First transcontinental telephone call


A telephone call, which for marketing purposes is claimed to be the first transcontinental telephone call, occurred on January 25, 1915, a day timed to coincide with the Panama–Pacific International Exposition celebrations. However, the transcontinental telephone line was first completed on June 17, 1914, and successfully first voice tested in July 1914. A 1998 U.S. postage stamp commemorates the completion of the line in 1914.

Background

The original long-distance telephone network actually started in 1885, in New York City. By 1892 this line reached Chicago. After introducing loading coils in 1899, the long-distance line continued west, and by 1911 it reached Denver, Colorado.

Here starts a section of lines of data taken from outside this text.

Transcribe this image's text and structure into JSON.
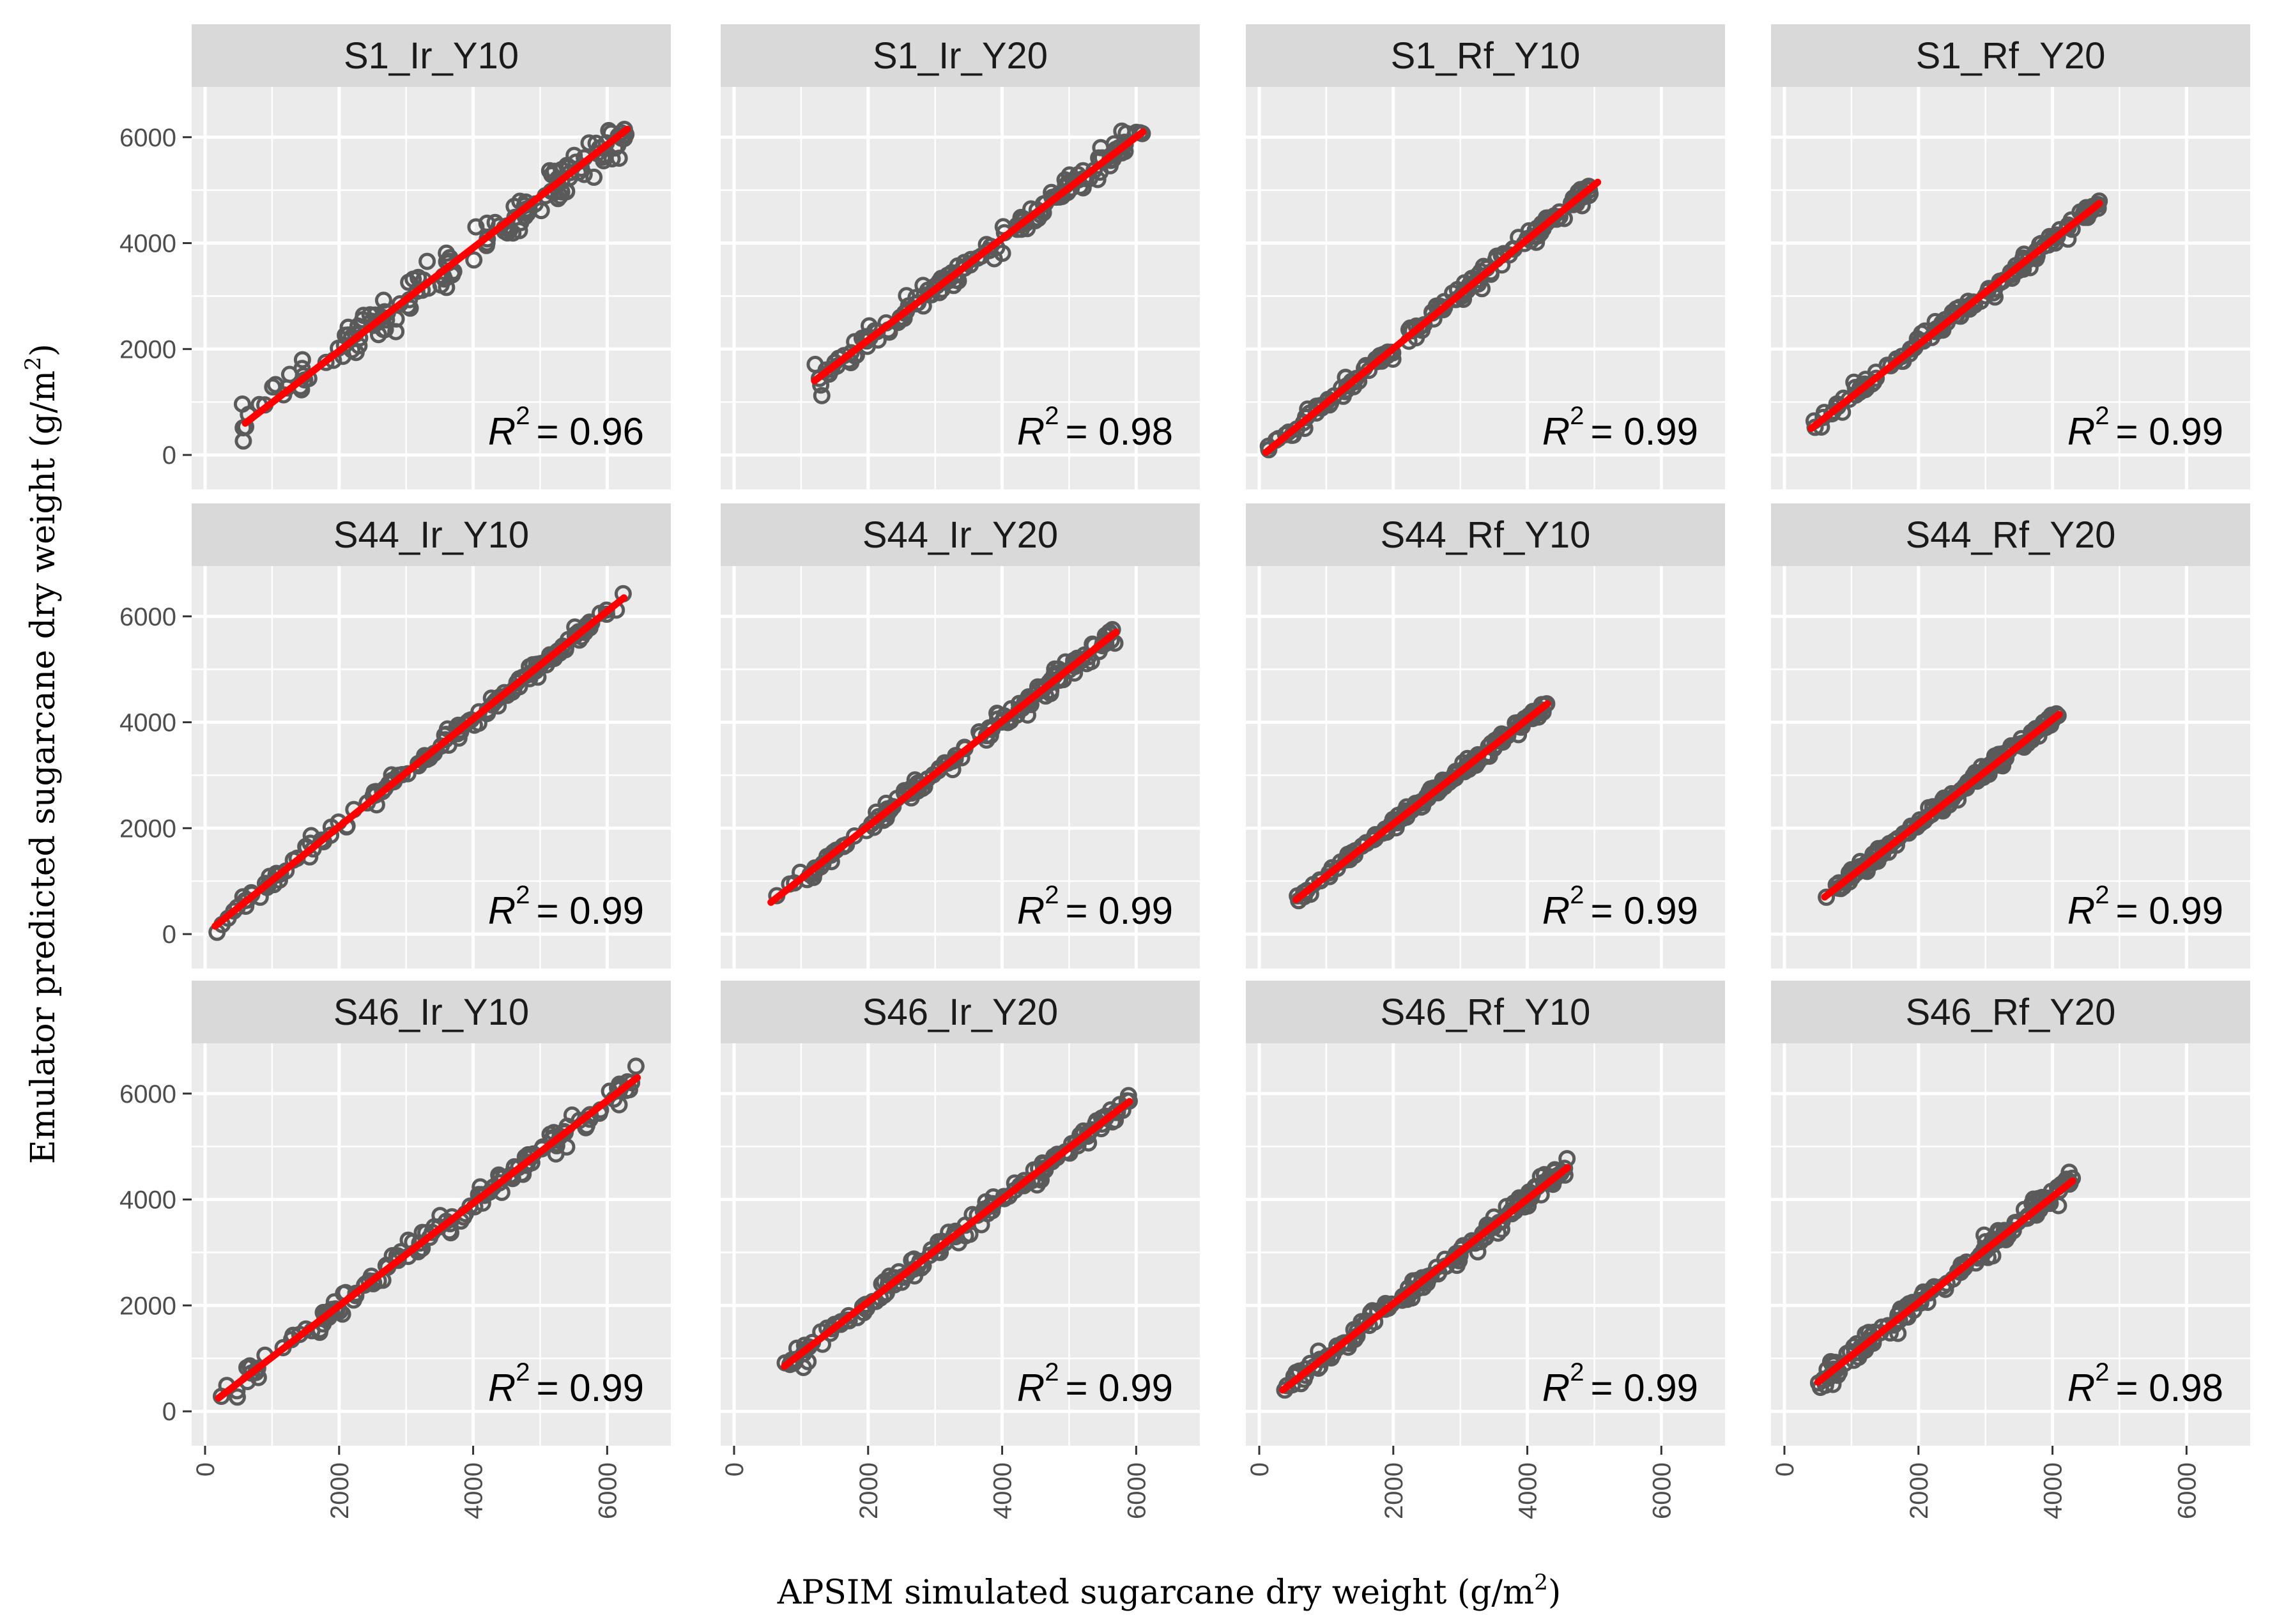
{
  "chart_data": {
    "type": "scatter",
    "xlabel": "APSIM simulated sugarcane dry weight (g/m²)",
    "ylabel": "Emulator predicted sugarcane dry weight (g/m²)",
    "axis_title_parts": {
      "x_prefix": "APSIM simulated sugarcane dry weight (g/m",
      "y_prefix": "Emulator predicted sugarcane dry weight (g/m",
      "superscript": "2",
      "suffix": ")"
    },
    "xlim": [
      -200,
      6950
    ],
    "ylim": [
      -650,
      6950
    ],
    "x_ticks": [
      0,
      2000,
      4000,
      6000
    ],
    "y_ticks": [
      0,
      2000,
      4000,
      6000
    ],
    "x_tick_labels": [
      "0",
      "2000",
      "4000",
      "6000"
    ],
    "y_tick_labels": [
      "0",
      "2000",
      "4000",
      "6000"
    ],
    "colors": {
      "points": "#5a5a5a",
      "fit_line": "#ff0000",
      "panel_bg": "#ebebeb",
      "strip_bg": "#d9d9d9",
      "grid": "#ffffff"
    },
    "r2_symbol": "R",
    "r2_superscript": "2",
    "panels": [
      {
        "label": "S1_Ir_Y10",
        "r2": "= 0.96",
        "x_range": [
          500,
          6300
        ],
        "fit_start": [
          600,
          600
        ],
        "fit_end": [
          6300,
          6150
        ],
        "scatter": 190
      },
      {
        "label": "S1_Ir_Y20",
        "r2": "= 0.98",
        "x_range": [
          1200,
          6100
        ],
        "fit_start": [
          1200,
          1400
        ],
        "fit_end": [
          6100,
          6100
        ],
        "scatter": 110
      },
      {
        "label": "S1_Rf_Y10",
        "r2": "= 0.99",
        "x_range": [
          100,
          5050
        ],
        "fit_start": [
          100,
          50
        ],
        "fit_end": [
          5050,
          5150
        ],
        "scatter": 80
      },
      {
        "label": "S1_Rf_Y20",
        "r2": "= 0.99",
        "x_range": [
          400,
          4700
        ],
        "fit_start": [
          400,
          500
        ],
        "fit_end": [
          4700,
          4750
        ],
        "scatter": 80
      },
      {
        "label": "S44_Ir_Y10",
        "r2": "= 0.99",
        "x_range": [
          150,
          6250
        ],
        "fit_start": [
          150,
          150
        ],
        "fit_end": [
          6250,
          6350
        ],
        "scatter": 80
      },
      {
        "label": "S44_Ir_Y20",
        "r2": "= 0.99",
        "x_range": [
          550,
          5700
        ],
        "fit_start": [
          550,
          600
        ],
        "fit_end": [
          5700,
          5700
        ],
        "scatter": 90
      },
      {
        "label": "S44_Rf_Y10",
        "r2": "= 0.99",
        "x_range": [
          550,
          4300
        ],
        "fit_start": [
          550,
          650
        ],
        "fit_end": [
          4300,
          4350
        ],
        "scatter": 60
      },
      {
        "label": "S44_Rf_Y20",
        "r2": "= 0.99",
        "x_range": [
          600,
          4100
        ],
        "fit_start": [
          600,
          700
        ],
        "fit_end": [
          4100,
          4150
        ],
        "scatter": 70
      },
      {
        "label": "S46_Ir_Y10",
        "r2": "= 0.99",
        "x_range": [
          200,
          6450
        ],
        "fit_start": [
          200,
          250
        ],
        "fit_end": [
          6450,
          6300
        ],
        "scatter": 110
      },
      {
        "label": "S46_Ir_Y20",
        "r2": "= 0.99",
        "x_range": [
          750,
          5900
        ],
        "fit_start": [
          750,
          850
        ],
        "fit_end": [
          5900,
          5850
        ],
        "scatter": 90
      },
      {
        "label": "S46_Rf_Y10",
        "r2": "= 0.99",
        "x_range": [
          350,
          4600
        ],
        "fit_start": [
          350,
          400
        ],
        "fit_end": [
          4600,
          4600
        ],
        "scatter": 90
      },
      {
        "label": "S46_Rf_Y20",
        "r2": "= 0.98",
        "x_range": [
          500,
          4300
        ],
        "fit_start": [
          500,
          550
        ],
        "fit_end": [
          4300,
          4350
        ],
        "scatter": 110
      }
    ]
  }
}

The president of AT&T, Theodore Vail, committed the company to a transcontinental line in 1909.
On June 17, 1914, after affixing of telephone line, workers raised the final pole at Wendover, Utah, actually on the border between Nevada and Utah state lines. Then, Theodore Vail, the president of AT&T, succeeded in transmitting his voice across the continental U.S. in July 1914.
Six months later, amidst the celebrations surrounding the Panama–Pacific International Exposition, on January 25, 1915, Alexander Graham Bell, in New York City, repeated his famous statement "Mr. Watson, come here. I want you," into the telephone, which was heard by his assistant Dr. Watson in San Francisco, for a long-distance call of. Dr. Watson replied, "It will take me five days to get there now!" The Alexander Graham Bell call officially initiated AT&T's transcontinental service. The phone call was merely symbolic. Dr. Watson was at 333 Grant Avenue in San Francisco to receive the call, placed by Bell from the Telephone Building at 15 Dey Street in New York City. President Woodrow Wilson and the mayors of both cities were also involved in the call.
Later, President Woodrow Wilson spoke to an audience in San Francisco from the White House and is quoted as saying "It appeals to the imagination to speak across the continent." However, President Wilson was concerned with the "devaluation of the individual" as AT&T celebrated the achievement of the company rather than distinguishing individual inventors, contributors, and innovators.